Study on the immunological characteristics and suppressive function of CEACAM1-expressing intratumoral regulatory T cells

Abstract

Regulatory T cells (Tregs) exert immunosuppressive functions and hamper antitumor immune responses in the tumor microenvironment. Understanding the heterogeneity of intratumoral Tregs, and how it changes with tumor progression, will provide clues regarding novel target molecules of Treg-directed immunotherapies. Here I characterized the phenotypes and suppressive function of Tregs from tumor tissues of patients with renal cell carcinoma and ovarian cancer using multicolor flow cytometry, RNA sequencing, and in vitro functional assay, and CT26 mouse tumor model.
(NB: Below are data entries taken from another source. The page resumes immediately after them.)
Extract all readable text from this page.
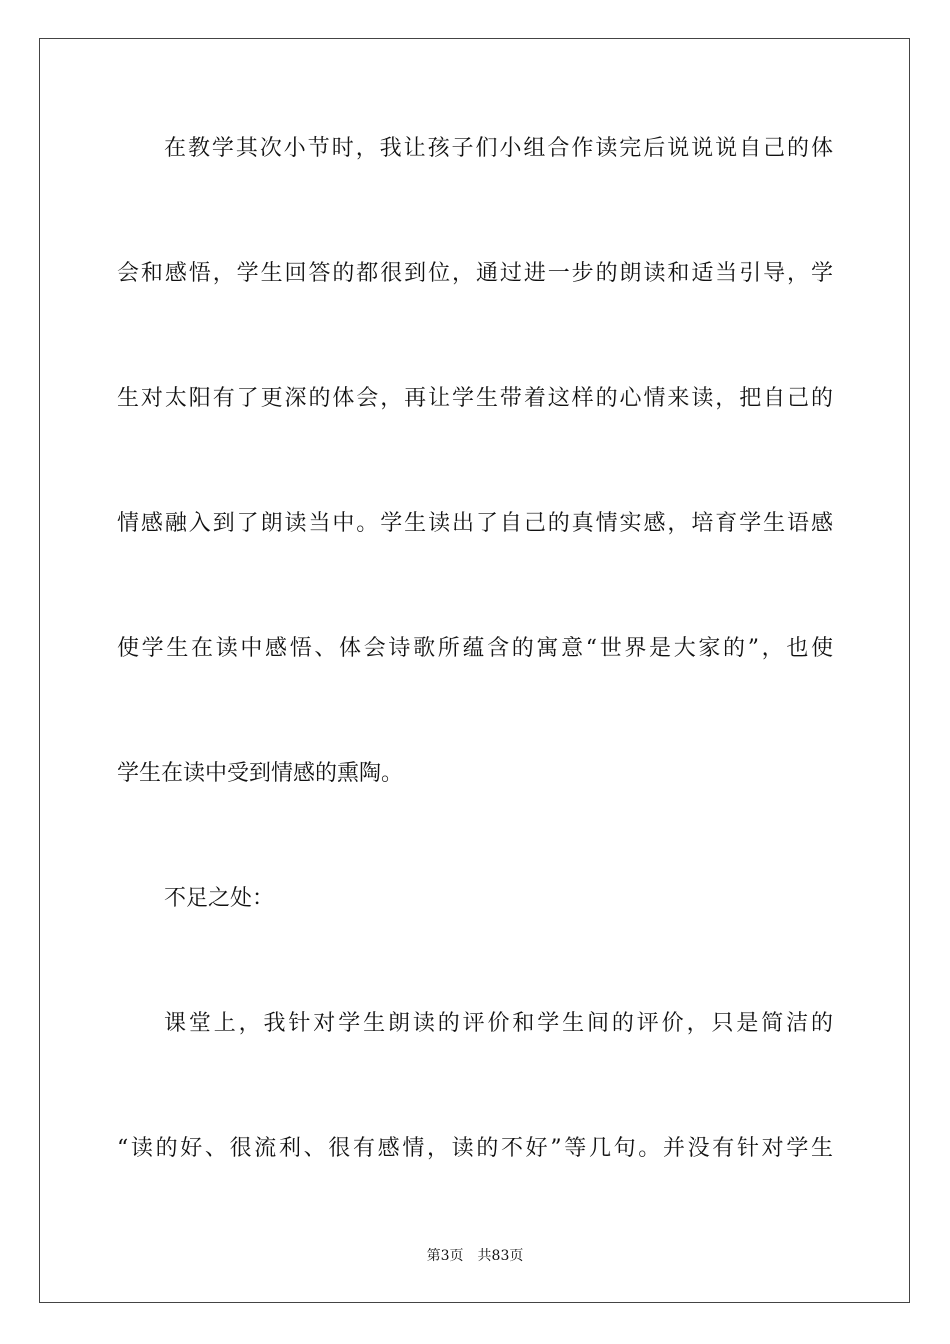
在教学其次小节时，我让孩子们小组合作读完后说说说自己的体
会和感悟，学生回答的都很到位，通过进一步的朗读和适当引导，学
生对太阳有了更深的体会，再让学生带着这样的心情来读，把自己的
情感融入到了朗读当中。学生读出了自己的真情实感，培育学生语感
使学生在读中感悟、体会诗歌所蕴含的寓意“世界是大家的”，也使
学生在读中受到情感的熏陶。
不足之处：
课堂上，我针对学生朗读的评价和学生间的评价，只是简洁的
“读的好、很流利、很有感情，读的不好”等几句。并没有针对学生
第3页 共83页
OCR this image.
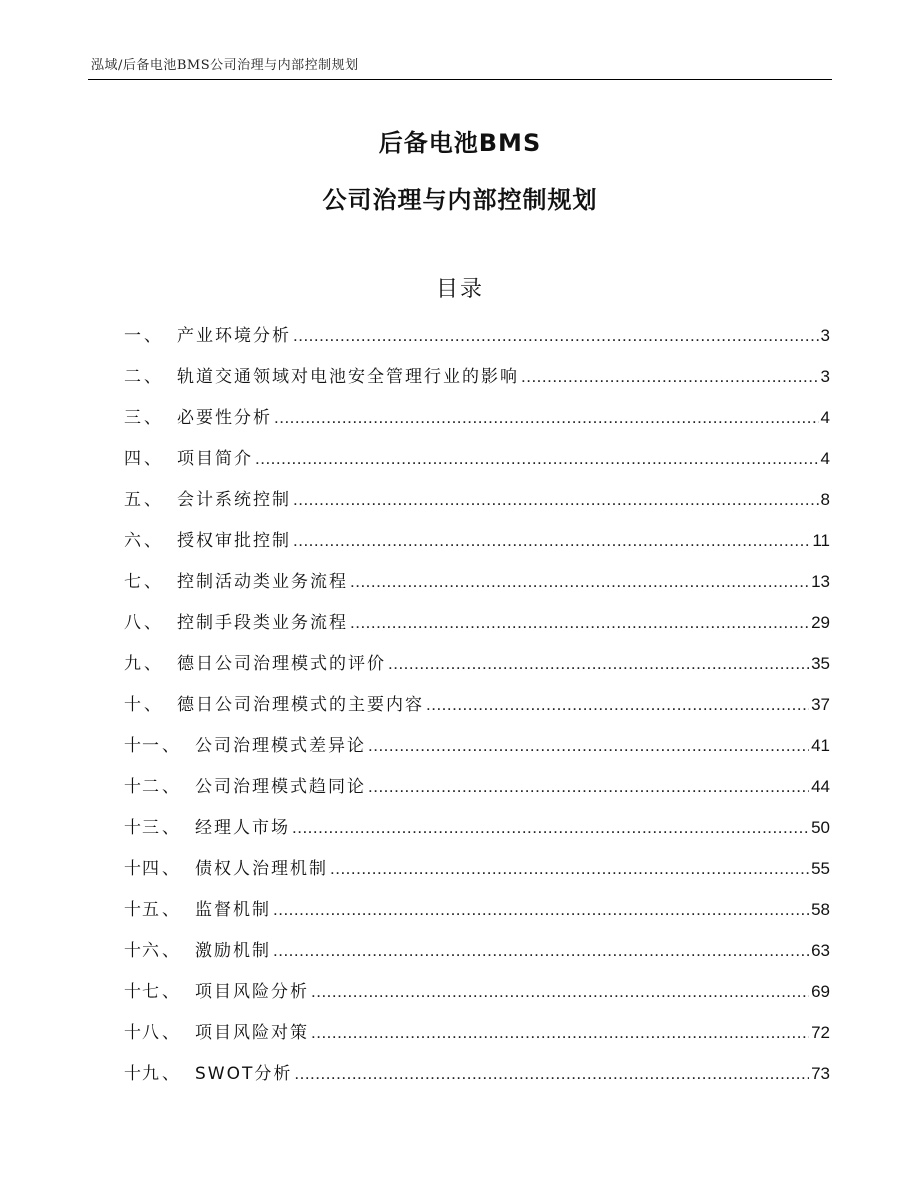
泓域/后备电池BMS公司治理与内部控制规划
后备电池BMS
公司治理与内部控制规划
目录
一 、 产业环境分析 .....	3
二 、 轨道交通领域对电池安全管理行业的影响 .....	3
三 、 必要性分析 .....	4
四 、 项目简介 .....	4
五 、 会计系统控制 .....	8
六 、 授权审批控制 .....	11
七 、 控制活动类业务流程 .....	13
八 、 控制手段类业务流程 .....	29
九 、 德日公司治理模式的评价 .....	35
十 、 德日公司治理模式的主要内容 .....	37
十一 、 公司治理模式差异论 .....	41
十二 、 公司治理模式趋同论 .....	44
十三 、 经理人市场 .....	50
十四 、 债权人治理机制 .....	55
十五 、 监督机制 .....	58
十六 、 激励机制 .....	63
十七 、 项目风险分析 .....	69
十八 、 项目风险对策 .....	72
十九 、 SWOT分析 .....	73
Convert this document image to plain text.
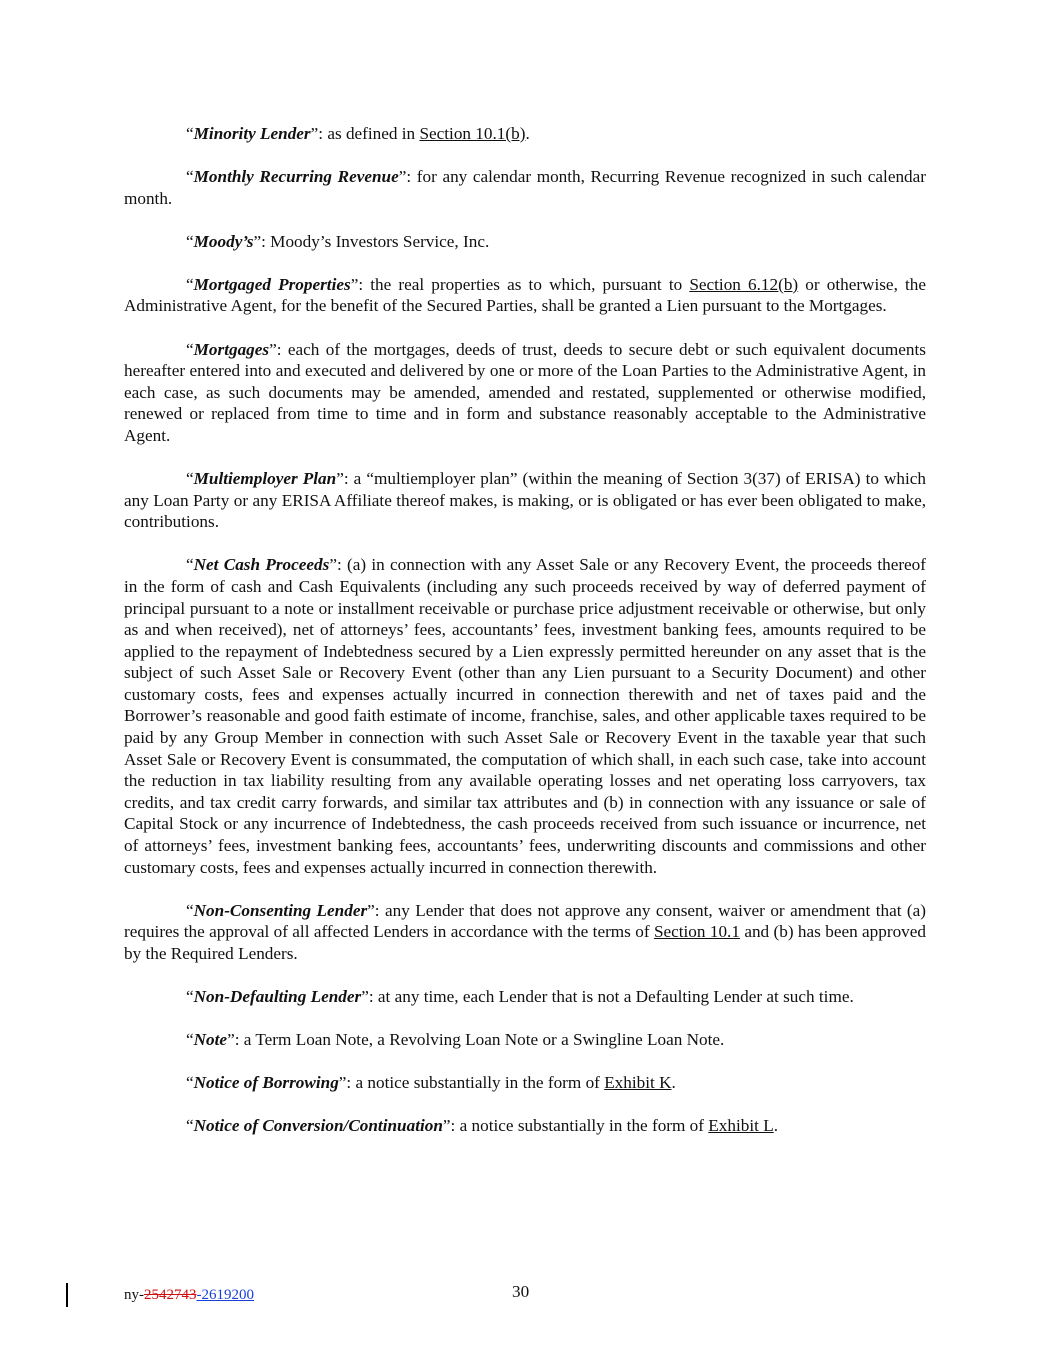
“Minority Lender”: as defined in Section 10.1(b).

“Monthly Recurring Revenue”: for any calendar month, Recurring Revenue recognized in such calendar month.

“Moody’s”: Moody’s Investors Service, Inc.

“Mortgaged Properties”: the real properties as to which, pursuant to Section 6.12(b) or otherwise, the Administrative Agent, for the benefit of the Secured Parties, shall be granted a Lien pursuant to the Mortgages.

“Mortgages”: each of the mortgages, deeds of trust, deeds to secure debt or such equivalent documents hereafter entered into and executed and delivered by one or more of the Loan Parties to the Administrative Agent, in each case, as such documents may be amended, amended and restated, supplemented or otherwise modified, renewed or replaced from time to time and in form and substance reasonably acceptable to the Administrative Agent.

“Multiemployer Plan”: a “multiemployer plan” (within the meaning of Section 3(37) of ERISA) to which any Loan Party or any ERISA Affiliate thereof makes, is making, or is obligated or has ever been obligated to make, contributions.

“Net Cash Proceeds”: (a) in connection with any Asset Sale or any Recovery Event, the proceeds thereof in the form of cash and Cash Equivalents (including any such proceeds received by way of deferred payment of principal pursuant to a note or installment receivable or purchase price adjustment receivable or otherwise, but only as and when received), net of attorneys’ fees, accountants’ fees, investment banking fees, amounts required to be applied to the repayment of Indebtedness secured by a Lien expressly permitted hereunder on any asset that is the subject of such Asset Sale or Recovery Event (other than any Lien pursuant to a Security Document) and other customary costs, fees and expenses actually incurred in connection therewith and net of taxes paid and the Borrower’s reasonable and good faith estimate of income, franchise, sales, and other applicable taxes required to be paid by any Group Member in connection with such Asset Sale or Recovery Event in the taxable year that such Asset Sale or Recovery Event is consummated, the computation of which shall, in each such case, take into account the reduction in tax liability resulting from any available operating losses and net operating loss carryovers, tax credits, and tax credit carry forwards, and similar tax attributes and (b) in connection with any issuance or sale of Capital Stock or any incurrence of Indebtedness, the cash proceeds received from such issuance or incurrence, net of attorneys’ fees, investment banking fees, accountants’ fees, underwriting discounts and commissions and other customary costs, fees and expenses actually incurred in connection therewith.

“Non-Consenting Lender”: any Lender that does not approve any consent, waiver or amendment that (a) requires the approval of all affected Lenders in accordance with the terms of Section 10.1 and (b) has been approved by the Required Lenders.

“Non-Defaulting Lender”: at any time, each Lender that is not a Defaulting Lender at such time.

“Note”: a Term Loan Note, a Revolving Loan Note or a Swingline Loan Note.

“Notice of Borrowing”: a notice substantially in the form of Exhibit K.

“Notice of Conversion/Continuation”: a notice substantially in the form of Exhibit L.

ny-2542743-2619200	30
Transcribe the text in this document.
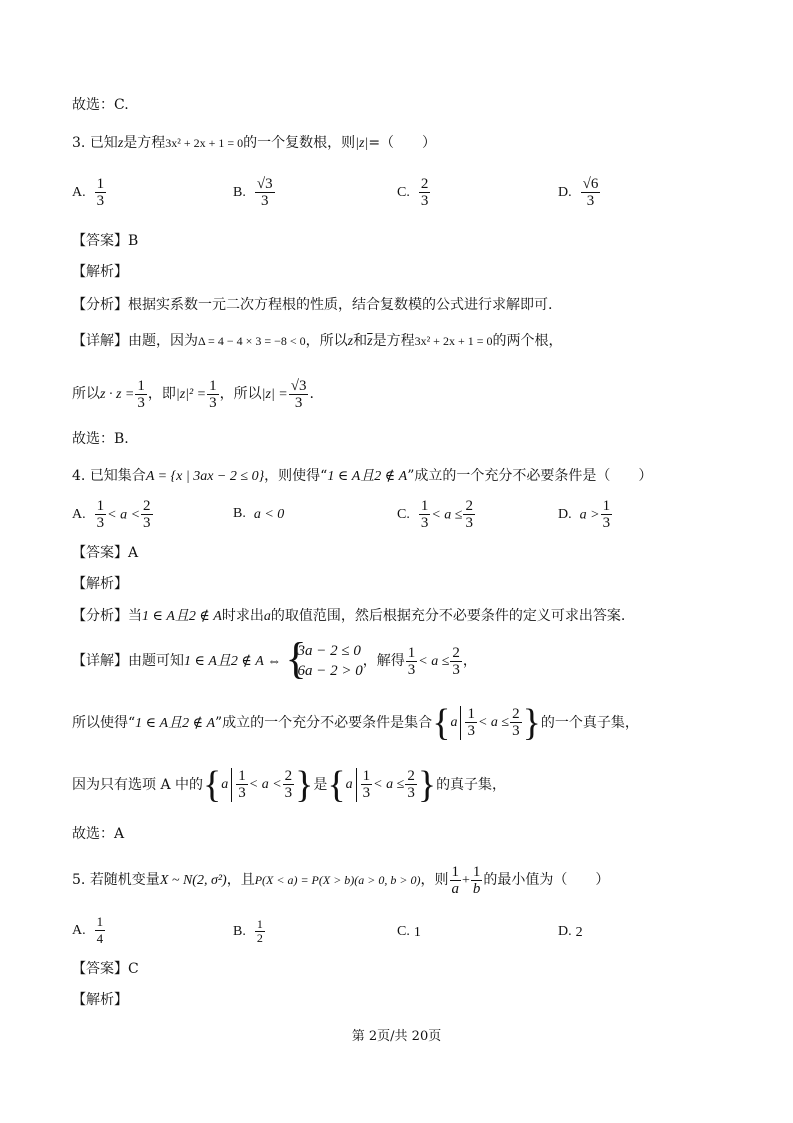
故选：C.
3. 已知z是方程3x² + 2x + 1 = 0的一个复数根，则|z|=（　　）
A. $\frac{1}{3}$	B. $\frac{√3}{3}$	C. $\frac{2}{3}$	D. $\frac{√6}{3}$
【答案】B
【解析】
【分析】根据实系数一元二次方程根的性质，结合复数模的公式进行求解即可.
【详解】由题，因为Δ = 4 − 4 × 3 = −8 < 0，所以z和$\overline{z}$是方程3x² + 2x + 1 = 0的两个根，
所以$z \cdot z = \frac{1}{3}$ ，即$|z|^2 = \frac{1}{3}$ ，所以$|z| = \frac{√3}{3}$ .
故选：B.
4. 已知集合A = {x | 3ax − 2 ≤ 0}，则使得“1 ∈ A且2 ∉ A”成立的一个充分不必要条件是（　　）
A. $\frac{1}{3} < a < \frac{2}{3}$	B. a < 0	C. $\frac{1}{3} < a \le \frac{2}{3}$	D. $a > \frac{1}{3}$
【答案】A
【解析】
【分析】当1 ∈ A且2 ∉ A时求出a的取值范围，然后根据充分不必要条件的定义可求出答案.
【详解】由题可知1 ∈ A且2 ∉ A ⇔ {
3a − 2 ≤ 0
6a − 2 > 0
，解得 $\frac{1}{3} < a \le \frac{2}{3}$ ，
所以使得“1 ∈ A且2 ∉ A”成立的一个充分不必要条件是集合{$a \frac{1}{3} < a \le \frac{2}{3}$ }的一个真子集，
因为只有选项 A 中的{$a \frac{1}{3} < a < \frac{2}{3}$ }是{$a \frac{1}{3} < a \le \frac{2}{3}$ }的真子集，
故选：A
5. 若随机变量X ~ N(2, σ²)，且P(X < a) = P(X > b)(a > 0, b > 0)，则 $\frac{1}{a} + \frac{1}{b}$ 的最小值为（　　）
A. $\frac{1}{4}$	B. $\frac{1}{2}$	C. 1	D. 2
【答案】C
【解析】
第 2页/共 20页
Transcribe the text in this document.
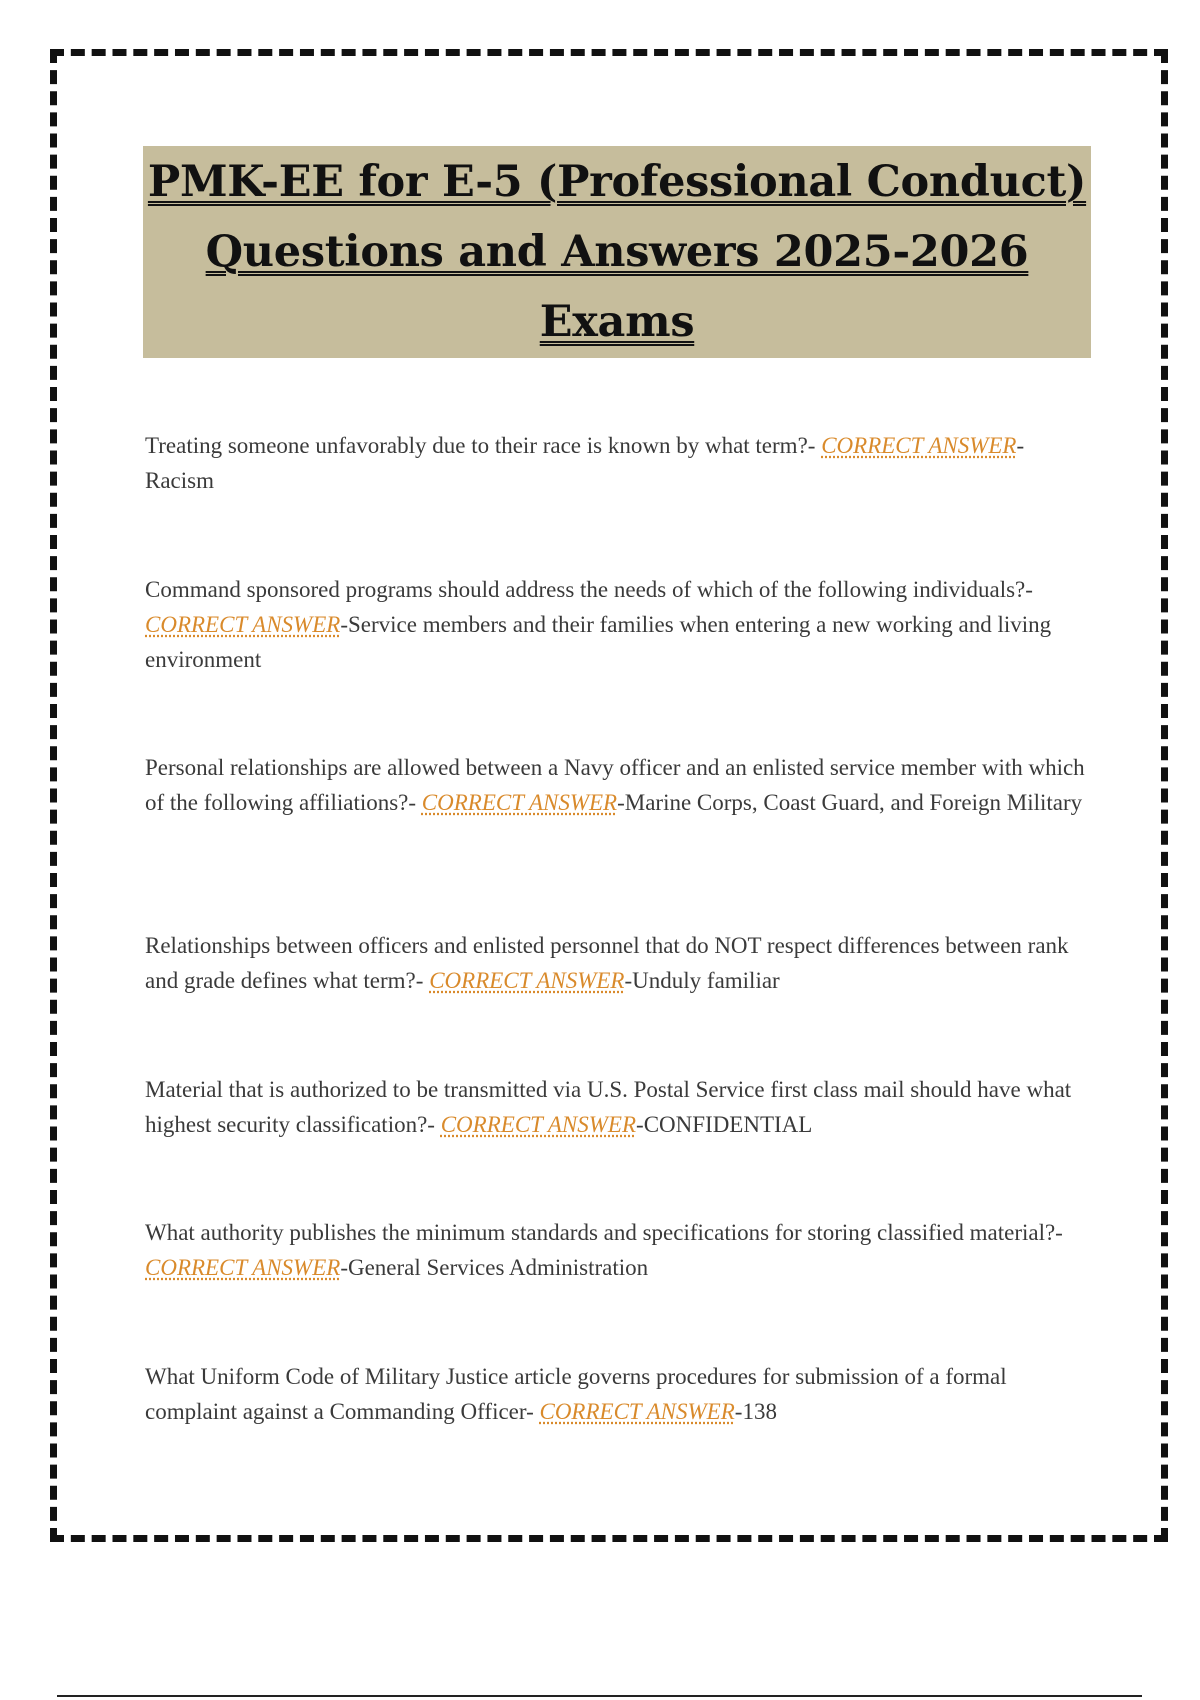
PMK-EE for E-5 (Professional Conduct)
Questions and Answers 2025-2026
Exams

Treating someone unfavorably due to their race is known by what term?- CORRECT ANSWER-Racism

Command sponsored programs should address the needs of which of the following individuals?- CORRECT ANSWER-Service members and their families when entering a new working and living environment

Personal relationships are allowed between a Navy officer and an enlisted service member with which of the following affiliations?- CORRECT ANSWER-Marine Corps, Coast Guard, and Foreign Military

Relationships between officers and enlisted personnel that do NOT respect differences between rank and grade defines what term?- CORRECT ANSWER-Unduly familiar

Material that is authorized to be transmitted via U.S. Postal Service first class mail should have what highest security classification?- CORRECT ANSWER-CONFIDENTIAL

What authority publishes the minimum standards and specifications for storing classified material?- CORRECT ANSWER-General Services Administration

What Uniform Code of Military Justice article governs procedures for submission of a formal complaint against a Commanding Officer- CORRECT ANSWER-138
I found that carcinoembryonic antigen-related cell adhesion molecule 1 (CEACAM1) was selectively expressed on intratumoral Tregs, while its expression on peripheral Tregs or other immune cells was low. In consequence, CEACAM1$^+$ intratumoral Tregs accumulated with tumor progression in both RCC patients and mouse tumor model, while the CEACAM1$^–$ subset did not. Notably, I found that CEACAM1 marked intratumoral Tregs that exhibited highly suppressive and activated phenotypes with substantial clonal expansion. CEACAM1$^+$ intratumoral Tregs exhibited increased suppressive capacity compared to CEACAM1– counterpart in both in vitro and in vivo. Depletion of CEACAM1-expressing cells from tumor-infiltrating leukocytes led to selective depletion of Tregs and increased effector functions of CD8$^+$ and CD4$^+$ T cells. Moreover, CEACAM1$^+$ cell depletion further enhanced anti-PD-1–mediated reinvigoration of exhausted CD8$^+$ T cells. These findings demonstrate that CEACAM1 is an optimal target for intratumoral Treg depletion.